David A. Loggie

The Marble Sarcophagus of Julia Latronilla

Scenes of redemption from the Old and New Testaments comment a massive, early Christian, carved marble sarcophagus, 6.5 feet long and 3.5 feet high. Dated to only 15 years or so after Christianity became the official religion of Rome in 313 A.D., the sarcophagus held the remains of Julia Latronilla, who died when she was 46 years, nine months old, according to an incised Latin inscription flanked by two winged angels on the lid.

On the far left of the lid, Jesus’ entry into Jerusalem on a donkey (Luke 19:28–39) is depicted. To the right of this scene, Jesus is shown with the woman whom he healed of a hemorrhage (Matthew 9:20–22). He places his hand on her head. Immediately to the right of the inscription, after the winged angel, another miracle is depicted— Jesus’ healing of the man born blind (John 9:1–39). The man supports himself on a crutch. This is followed by Jesus telling Peter that he will betray Jesus before the cock crows (Matthew 26:30–34); on the far right Abraham raises his hand to sacrifice Isaac (Genesis 22:1–14).

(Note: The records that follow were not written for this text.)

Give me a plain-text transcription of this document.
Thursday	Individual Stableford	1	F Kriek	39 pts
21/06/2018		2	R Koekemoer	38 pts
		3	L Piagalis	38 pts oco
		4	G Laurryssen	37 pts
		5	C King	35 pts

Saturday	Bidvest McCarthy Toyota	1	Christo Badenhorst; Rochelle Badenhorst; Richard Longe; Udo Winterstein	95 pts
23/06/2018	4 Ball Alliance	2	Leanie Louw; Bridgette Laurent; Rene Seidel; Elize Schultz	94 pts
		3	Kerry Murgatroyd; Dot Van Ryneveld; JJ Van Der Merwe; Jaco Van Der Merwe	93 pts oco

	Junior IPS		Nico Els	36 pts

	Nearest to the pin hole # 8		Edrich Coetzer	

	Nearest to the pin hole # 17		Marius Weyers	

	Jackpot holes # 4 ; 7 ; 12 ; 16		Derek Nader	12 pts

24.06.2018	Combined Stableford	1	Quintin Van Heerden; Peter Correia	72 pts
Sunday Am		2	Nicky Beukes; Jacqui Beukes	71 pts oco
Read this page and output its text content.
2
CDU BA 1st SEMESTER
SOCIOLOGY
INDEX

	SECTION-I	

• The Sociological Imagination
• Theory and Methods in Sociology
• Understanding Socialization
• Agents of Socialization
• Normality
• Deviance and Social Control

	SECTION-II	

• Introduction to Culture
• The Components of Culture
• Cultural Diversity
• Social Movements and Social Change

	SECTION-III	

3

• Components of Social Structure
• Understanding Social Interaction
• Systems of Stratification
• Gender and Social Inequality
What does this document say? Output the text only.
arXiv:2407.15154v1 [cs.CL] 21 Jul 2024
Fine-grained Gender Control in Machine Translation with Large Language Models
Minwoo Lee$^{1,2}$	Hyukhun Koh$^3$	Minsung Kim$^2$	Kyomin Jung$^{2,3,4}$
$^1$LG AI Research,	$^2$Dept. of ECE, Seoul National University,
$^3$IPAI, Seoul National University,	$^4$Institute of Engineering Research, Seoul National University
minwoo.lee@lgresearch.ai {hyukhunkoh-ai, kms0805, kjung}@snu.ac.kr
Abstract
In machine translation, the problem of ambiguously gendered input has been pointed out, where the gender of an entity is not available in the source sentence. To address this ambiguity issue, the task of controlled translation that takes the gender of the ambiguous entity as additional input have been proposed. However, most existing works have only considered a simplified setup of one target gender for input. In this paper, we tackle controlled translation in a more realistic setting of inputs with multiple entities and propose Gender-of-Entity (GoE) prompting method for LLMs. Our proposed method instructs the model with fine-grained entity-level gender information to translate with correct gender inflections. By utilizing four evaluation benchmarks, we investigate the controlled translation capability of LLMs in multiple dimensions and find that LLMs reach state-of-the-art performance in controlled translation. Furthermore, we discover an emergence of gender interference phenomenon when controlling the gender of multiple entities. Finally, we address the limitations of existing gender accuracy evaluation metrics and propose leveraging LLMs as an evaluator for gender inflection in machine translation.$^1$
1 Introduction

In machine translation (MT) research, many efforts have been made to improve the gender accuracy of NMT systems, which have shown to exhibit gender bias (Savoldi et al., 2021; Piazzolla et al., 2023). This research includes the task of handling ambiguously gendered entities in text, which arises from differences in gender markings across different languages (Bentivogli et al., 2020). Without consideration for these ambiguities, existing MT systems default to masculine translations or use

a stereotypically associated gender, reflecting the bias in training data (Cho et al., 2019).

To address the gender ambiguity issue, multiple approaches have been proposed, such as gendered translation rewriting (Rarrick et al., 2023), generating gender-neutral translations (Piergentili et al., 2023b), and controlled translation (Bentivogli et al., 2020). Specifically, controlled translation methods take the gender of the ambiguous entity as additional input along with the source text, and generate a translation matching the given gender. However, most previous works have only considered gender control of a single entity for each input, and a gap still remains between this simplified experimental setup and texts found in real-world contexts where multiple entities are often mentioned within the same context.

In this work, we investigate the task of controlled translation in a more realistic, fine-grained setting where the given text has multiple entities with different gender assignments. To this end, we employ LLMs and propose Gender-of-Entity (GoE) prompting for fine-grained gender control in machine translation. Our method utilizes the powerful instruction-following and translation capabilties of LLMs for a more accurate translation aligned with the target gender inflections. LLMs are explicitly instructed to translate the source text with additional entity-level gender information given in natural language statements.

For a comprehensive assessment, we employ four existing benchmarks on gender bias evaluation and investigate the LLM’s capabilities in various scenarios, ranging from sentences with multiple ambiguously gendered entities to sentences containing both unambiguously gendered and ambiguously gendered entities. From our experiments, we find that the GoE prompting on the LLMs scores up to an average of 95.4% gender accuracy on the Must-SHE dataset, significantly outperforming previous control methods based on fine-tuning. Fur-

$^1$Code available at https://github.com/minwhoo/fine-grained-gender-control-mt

On the sarcophagus, on the upper left, God is depicted with Adam and Eve; the figures’ heads are broken off. Below, we see the miracle at Cana (John 2:1–11), when at a wedding feast, Jesus turns water into wine. On the upper right of the sarcophagus the miracle of the loaves and fishes appears (Mark 6:41). Below, Jesus is flanked by an apostle, and probably by the veiled mother from Nain whose son was raised from the dead (Luke 7:11–15). In the center panel of the sarcophagus (see detail), a circular frame encloses a portrait of Julia Latronilla. Below this is the ancient symbol of Jesus’ resurrection, the so-called triumph cross. The cross consists of a wreath encircling a chi rho monogram. (The Greek letters chi (X) and rho (P)—are the first two letters of Christos, the Greek word for Christ.) The monogram is incorporated in the Roman victory standard that Emperor Constantine carried in battle. Two eagles perch on the horizontal bar of the victory standard’s cross, while the two soldiers who guarded Jesus’ tomb crouch below it.